Was ist bei der Einrichtung zu beachten und was ist dabei besonders wichtig?
Idealerweise sollte dieser Raum gut beleuchtet und gut belüftet sein. Tageslicht und eine Kombination aus direktem und indirektem Licht können dazu beitragen, die Augen zu schonen und eine angenehme Arbeitsumgebung zu schaffen.
Es ist auch wichtig, ergonomische Arbeitsmittel zu verwenden. Ergonomische Stühle und Tische können individuell an die Körpermaße angepasst werden. Die Sitzhöhe und Rückenlehne des Stuhls sollten flexibel einstellbar sein, den Lendenwirbelbereich gut stützen und bis zur Mitte der Schulterblätter reichen. Armlehnen entlasten neben den Armen auch den Nacken und Schulterbereich. Ein höhenverstellbarer Schreibtisch erlaubt nicht nur die individuelle Anpassung an die Körpergröße, sondern auch die Arbeit im Stehen.

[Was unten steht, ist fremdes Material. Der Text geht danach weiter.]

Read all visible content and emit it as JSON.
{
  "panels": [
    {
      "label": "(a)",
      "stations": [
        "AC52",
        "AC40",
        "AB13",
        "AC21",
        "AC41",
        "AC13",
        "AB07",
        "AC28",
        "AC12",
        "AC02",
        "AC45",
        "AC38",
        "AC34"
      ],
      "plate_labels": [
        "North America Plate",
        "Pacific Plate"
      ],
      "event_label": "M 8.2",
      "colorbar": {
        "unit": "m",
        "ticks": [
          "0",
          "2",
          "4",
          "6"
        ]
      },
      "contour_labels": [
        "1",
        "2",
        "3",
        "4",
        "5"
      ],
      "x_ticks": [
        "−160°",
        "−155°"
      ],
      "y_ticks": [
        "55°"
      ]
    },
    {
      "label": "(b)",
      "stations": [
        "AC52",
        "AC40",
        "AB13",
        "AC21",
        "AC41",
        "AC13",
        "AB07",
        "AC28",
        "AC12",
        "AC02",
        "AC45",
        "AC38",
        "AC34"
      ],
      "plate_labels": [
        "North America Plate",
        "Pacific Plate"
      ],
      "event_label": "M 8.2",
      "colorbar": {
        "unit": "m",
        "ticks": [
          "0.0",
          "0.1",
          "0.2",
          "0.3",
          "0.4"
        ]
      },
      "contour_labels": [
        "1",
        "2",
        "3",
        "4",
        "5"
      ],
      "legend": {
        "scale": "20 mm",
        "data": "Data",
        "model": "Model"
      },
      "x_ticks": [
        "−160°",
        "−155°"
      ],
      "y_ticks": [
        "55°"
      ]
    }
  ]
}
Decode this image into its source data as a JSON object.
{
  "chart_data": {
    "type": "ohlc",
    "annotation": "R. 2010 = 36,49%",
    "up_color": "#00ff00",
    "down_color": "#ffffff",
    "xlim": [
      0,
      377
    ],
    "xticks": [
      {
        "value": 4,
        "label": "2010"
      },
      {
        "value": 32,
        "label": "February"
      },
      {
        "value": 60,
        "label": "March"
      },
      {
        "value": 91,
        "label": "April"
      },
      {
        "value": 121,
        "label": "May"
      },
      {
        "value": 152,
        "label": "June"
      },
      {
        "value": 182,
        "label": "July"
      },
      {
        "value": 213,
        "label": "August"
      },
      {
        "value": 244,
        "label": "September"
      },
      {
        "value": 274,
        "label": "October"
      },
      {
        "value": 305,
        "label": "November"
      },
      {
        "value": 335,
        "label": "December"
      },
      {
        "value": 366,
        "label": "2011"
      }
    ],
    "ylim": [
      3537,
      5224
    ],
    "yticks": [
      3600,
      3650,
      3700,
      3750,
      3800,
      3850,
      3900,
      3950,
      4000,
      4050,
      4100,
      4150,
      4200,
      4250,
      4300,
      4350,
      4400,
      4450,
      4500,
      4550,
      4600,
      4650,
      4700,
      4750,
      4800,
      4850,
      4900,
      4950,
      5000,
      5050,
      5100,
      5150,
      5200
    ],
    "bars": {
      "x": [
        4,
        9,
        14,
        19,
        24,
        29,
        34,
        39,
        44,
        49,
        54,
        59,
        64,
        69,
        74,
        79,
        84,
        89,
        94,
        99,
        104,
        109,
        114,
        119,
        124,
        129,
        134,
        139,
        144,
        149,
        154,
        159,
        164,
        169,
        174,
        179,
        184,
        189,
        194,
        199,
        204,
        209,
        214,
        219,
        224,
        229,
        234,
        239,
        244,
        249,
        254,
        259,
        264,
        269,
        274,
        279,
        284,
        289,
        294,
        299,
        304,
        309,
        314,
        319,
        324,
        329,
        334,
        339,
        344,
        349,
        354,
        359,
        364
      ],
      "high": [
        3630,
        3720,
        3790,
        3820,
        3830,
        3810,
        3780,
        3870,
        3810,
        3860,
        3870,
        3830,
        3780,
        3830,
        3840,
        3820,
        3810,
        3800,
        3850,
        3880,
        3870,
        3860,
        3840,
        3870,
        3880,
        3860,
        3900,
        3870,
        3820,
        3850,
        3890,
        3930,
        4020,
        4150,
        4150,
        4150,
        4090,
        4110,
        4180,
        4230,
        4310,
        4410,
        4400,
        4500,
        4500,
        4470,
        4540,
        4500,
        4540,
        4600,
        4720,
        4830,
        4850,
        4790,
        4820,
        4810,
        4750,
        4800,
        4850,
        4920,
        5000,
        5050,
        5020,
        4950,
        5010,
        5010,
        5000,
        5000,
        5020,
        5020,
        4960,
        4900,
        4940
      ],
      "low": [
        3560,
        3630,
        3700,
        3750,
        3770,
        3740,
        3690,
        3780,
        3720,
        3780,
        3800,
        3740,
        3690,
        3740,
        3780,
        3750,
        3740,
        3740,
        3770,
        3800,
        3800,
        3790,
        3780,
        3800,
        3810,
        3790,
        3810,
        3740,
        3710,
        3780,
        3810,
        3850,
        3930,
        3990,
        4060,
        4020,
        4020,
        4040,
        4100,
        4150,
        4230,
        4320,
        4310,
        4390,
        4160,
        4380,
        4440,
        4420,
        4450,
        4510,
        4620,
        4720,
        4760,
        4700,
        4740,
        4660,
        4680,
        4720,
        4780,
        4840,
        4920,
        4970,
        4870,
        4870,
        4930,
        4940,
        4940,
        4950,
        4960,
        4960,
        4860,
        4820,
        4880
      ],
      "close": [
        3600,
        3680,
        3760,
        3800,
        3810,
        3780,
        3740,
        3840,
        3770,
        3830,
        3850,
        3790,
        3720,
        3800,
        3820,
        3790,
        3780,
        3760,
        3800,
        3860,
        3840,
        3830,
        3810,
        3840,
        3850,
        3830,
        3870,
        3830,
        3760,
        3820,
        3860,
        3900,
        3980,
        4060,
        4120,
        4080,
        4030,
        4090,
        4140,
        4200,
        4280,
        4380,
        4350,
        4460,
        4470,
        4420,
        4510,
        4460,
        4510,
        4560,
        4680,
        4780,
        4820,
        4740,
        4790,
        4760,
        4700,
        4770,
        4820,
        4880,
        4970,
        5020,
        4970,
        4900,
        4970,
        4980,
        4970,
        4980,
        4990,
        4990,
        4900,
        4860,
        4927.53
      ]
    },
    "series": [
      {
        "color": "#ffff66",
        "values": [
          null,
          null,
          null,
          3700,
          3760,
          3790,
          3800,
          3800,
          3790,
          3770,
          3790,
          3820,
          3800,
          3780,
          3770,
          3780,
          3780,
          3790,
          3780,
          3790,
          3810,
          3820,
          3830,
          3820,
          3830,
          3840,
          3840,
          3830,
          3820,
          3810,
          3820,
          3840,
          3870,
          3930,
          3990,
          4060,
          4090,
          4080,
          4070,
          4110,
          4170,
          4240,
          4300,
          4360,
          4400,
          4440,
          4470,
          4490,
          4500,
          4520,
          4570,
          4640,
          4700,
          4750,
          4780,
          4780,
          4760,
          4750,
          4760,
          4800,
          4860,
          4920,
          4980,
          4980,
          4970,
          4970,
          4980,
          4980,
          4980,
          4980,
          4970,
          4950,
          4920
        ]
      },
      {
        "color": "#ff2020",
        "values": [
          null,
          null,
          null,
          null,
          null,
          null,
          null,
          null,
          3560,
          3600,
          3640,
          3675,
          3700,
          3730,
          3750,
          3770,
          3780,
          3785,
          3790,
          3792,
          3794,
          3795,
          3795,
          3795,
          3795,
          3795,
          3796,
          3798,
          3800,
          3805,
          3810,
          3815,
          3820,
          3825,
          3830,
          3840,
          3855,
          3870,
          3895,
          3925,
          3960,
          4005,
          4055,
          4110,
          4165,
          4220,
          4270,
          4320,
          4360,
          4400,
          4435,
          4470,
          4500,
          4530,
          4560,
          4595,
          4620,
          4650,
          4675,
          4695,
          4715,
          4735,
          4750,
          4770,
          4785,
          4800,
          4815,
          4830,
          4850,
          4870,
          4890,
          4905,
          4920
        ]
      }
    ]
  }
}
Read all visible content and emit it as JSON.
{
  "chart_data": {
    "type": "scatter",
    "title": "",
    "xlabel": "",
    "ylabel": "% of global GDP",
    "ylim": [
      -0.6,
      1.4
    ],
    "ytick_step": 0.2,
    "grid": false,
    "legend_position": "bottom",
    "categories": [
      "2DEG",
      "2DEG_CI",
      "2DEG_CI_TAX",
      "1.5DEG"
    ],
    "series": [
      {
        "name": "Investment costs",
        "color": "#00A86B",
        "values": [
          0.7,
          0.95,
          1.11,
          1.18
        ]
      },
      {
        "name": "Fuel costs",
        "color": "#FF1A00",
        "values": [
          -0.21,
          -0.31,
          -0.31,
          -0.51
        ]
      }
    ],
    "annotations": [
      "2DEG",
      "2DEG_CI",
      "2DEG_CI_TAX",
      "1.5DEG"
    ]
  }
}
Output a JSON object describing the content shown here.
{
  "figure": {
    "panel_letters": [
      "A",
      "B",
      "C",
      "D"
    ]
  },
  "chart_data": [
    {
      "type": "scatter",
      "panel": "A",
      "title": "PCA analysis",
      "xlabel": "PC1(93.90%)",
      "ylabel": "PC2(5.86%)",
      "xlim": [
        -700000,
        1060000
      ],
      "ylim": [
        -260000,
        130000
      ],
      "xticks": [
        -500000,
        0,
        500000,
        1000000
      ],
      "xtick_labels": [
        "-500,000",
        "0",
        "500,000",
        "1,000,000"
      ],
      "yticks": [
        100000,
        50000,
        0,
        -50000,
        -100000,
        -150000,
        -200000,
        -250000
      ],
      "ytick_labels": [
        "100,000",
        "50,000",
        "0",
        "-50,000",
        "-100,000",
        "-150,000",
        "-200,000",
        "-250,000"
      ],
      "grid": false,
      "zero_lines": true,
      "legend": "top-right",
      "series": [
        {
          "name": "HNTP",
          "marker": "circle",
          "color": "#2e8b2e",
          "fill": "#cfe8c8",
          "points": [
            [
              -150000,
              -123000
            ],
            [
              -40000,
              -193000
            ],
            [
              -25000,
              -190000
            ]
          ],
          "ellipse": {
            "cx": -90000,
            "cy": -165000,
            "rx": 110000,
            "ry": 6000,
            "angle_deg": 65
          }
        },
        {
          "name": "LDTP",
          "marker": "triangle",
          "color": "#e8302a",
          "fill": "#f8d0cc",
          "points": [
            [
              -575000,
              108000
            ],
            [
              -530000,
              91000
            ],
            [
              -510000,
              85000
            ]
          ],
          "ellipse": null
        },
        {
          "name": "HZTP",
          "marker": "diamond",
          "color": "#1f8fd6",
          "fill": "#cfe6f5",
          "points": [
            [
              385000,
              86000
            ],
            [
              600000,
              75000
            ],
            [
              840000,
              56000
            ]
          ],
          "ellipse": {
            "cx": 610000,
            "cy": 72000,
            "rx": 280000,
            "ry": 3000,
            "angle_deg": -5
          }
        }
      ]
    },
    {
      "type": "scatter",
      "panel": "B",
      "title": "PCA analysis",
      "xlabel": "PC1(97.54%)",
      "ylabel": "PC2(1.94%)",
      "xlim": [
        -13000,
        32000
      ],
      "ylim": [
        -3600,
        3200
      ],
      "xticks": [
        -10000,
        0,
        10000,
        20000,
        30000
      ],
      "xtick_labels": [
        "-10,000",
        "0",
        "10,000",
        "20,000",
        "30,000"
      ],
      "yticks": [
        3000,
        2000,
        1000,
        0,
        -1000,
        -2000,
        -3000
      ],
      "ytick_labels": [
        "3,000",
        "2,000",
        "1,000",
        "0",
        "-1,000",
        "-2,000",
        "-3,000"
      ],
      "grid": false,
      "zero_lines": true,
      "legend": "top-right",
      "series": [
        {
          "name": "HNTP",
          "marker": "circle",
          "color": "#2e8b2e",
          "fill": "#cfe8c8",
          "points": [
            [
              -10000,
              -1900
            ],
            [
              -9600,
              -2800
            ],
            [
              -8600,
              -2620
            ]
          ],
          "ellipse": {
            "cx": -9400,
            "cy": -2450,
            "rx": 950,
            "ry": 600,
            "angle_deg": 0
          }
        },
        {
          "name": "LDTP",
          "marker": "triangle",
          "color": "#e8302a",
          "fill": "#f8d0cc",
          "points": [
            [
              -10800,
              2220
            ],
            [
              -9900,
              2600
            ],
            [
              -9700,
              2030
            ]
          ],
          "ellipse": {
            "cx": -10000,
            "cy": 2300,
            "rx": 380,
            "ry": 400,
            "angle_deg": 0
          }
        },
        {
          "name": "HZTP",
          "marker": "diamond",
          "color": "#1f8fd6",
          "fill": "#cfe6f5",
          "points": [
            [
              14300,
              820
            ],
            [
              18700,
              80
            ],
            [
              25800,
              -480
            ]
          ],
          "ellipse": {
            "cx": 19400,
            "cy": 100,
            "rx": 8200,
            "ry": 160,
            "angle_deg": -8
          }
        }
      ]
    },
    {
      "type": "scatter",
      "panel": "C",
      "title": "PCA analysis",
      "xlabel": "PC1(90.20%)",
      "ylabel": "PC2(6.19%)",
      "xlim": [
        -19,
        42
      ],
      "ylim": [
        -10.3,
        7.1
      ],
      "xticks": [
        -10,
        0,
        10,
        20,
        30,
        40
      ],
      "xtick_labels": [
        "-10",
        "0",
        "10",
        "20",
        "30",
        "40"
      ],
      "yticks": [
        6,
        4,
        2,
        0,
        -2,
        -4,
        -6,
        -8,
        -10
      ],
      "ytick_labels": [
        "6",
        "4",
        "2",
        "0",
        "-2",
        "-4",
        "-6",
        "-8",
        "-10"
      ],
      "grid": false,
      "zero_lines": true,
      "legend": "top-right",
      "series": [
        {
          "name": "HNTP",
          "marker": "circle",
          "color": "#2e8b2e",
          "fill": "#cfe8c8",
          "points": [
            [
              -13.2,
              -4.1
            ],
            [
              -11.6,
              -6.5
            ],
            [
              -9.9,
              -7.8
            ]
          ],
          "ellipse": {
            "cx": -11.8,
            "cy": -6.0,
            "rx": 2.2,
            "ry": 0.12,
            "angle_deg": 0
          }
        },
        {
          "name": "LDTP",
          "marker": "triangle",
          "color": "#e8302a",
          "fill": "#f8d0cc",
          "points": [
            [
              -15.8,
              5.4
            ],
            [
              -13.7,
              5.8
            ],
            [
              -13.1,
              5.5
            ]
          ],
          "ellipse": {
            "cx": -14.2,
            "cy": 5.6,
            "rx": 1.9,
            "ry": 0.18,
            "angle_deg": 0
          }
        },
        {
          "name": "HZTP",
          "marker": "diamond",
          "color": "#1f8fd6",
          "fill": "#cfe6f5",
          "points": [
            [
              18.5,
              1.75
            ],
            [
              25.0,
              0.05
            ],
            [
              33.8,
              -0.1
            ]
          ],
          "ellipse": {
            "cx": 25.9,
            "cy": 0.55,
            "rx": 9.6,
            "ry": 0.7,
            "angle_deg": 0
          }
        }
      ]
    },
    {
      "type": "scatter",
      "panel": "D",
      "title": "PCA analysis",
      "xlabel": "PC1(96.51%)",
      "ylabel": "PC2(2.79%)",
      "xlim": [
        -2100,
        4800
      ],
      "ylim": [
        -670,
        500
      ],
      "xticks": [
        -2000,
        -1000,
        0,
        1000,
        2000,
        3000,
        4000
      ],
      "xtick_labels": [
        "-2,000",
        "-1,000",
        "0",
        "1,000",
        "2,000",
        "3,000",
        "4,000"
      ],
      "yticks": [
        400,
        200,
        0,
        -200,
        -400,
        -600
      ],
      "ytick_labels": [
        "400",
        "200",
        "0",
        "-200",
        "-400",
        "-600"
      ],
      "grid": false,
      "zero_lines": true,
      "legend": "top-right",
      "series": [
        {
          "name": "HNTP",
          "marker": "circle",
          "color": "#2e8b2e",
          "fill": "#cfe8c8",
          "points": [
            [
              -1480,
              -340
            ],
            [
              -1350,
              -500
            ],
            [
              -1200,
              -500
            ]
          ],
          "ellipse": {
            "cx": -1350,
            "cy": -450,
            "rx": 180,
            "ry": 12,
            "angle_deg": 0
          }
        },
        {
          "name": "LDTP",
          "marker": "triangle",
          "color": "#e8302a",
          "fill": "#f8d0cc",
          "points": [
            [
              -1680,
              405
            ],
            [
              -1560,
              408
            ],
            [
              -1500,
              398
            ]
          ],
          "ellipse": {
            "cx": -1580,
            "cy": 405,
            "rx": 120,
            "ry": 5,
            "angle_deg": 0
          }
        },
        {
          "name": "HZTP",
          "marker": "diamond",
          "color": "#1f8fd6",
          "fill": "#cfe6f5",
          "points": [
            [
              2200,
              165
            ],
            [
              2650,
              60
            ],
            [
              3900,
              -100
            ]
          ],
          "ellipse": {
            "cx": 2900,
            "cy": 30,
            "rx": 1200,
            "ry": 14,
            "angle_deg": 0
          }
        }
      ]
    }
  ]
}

Bei der Platzierung des Computers oder Laptops sollte der Bildschirm in einer Höhe positioniert werden, die es ermöglicht, den Kopf und den Nacken in einer neutralen Position zu halten. Die Tastatur sollte in einer Höhe platziert werden, die eine natürliche Arm- und Handhaltung ermöglicht. Wird ausschließlich mit einem Laptop gearbeitet, empfiehlt es sich, einen externen Monitor und eine gesonderte Tastatur zu verwenden. Eine externe Maus kann ebenfalls hilfreich sein, um eine bequeme Handposition zu gewährleisten. Der Laptop kann zudem als zweiter Bildschirm genutzt werden, was in Zeiten von digitalen Meetings und komplexeren Aufgaben die Arbeit erleichtern und effizienter gestalten kann.
Wenn mit einem Laptop gearbeitet wird, kann ein Laptop-Ständer oder eine Erhöhung genutzt werden, um den Bildschirm auf Augenhöhe zu bringen. Eine günstige Option ist, Bücher oder einen Schuhkarton zu verwenden, um den Laptop zu erhöhen.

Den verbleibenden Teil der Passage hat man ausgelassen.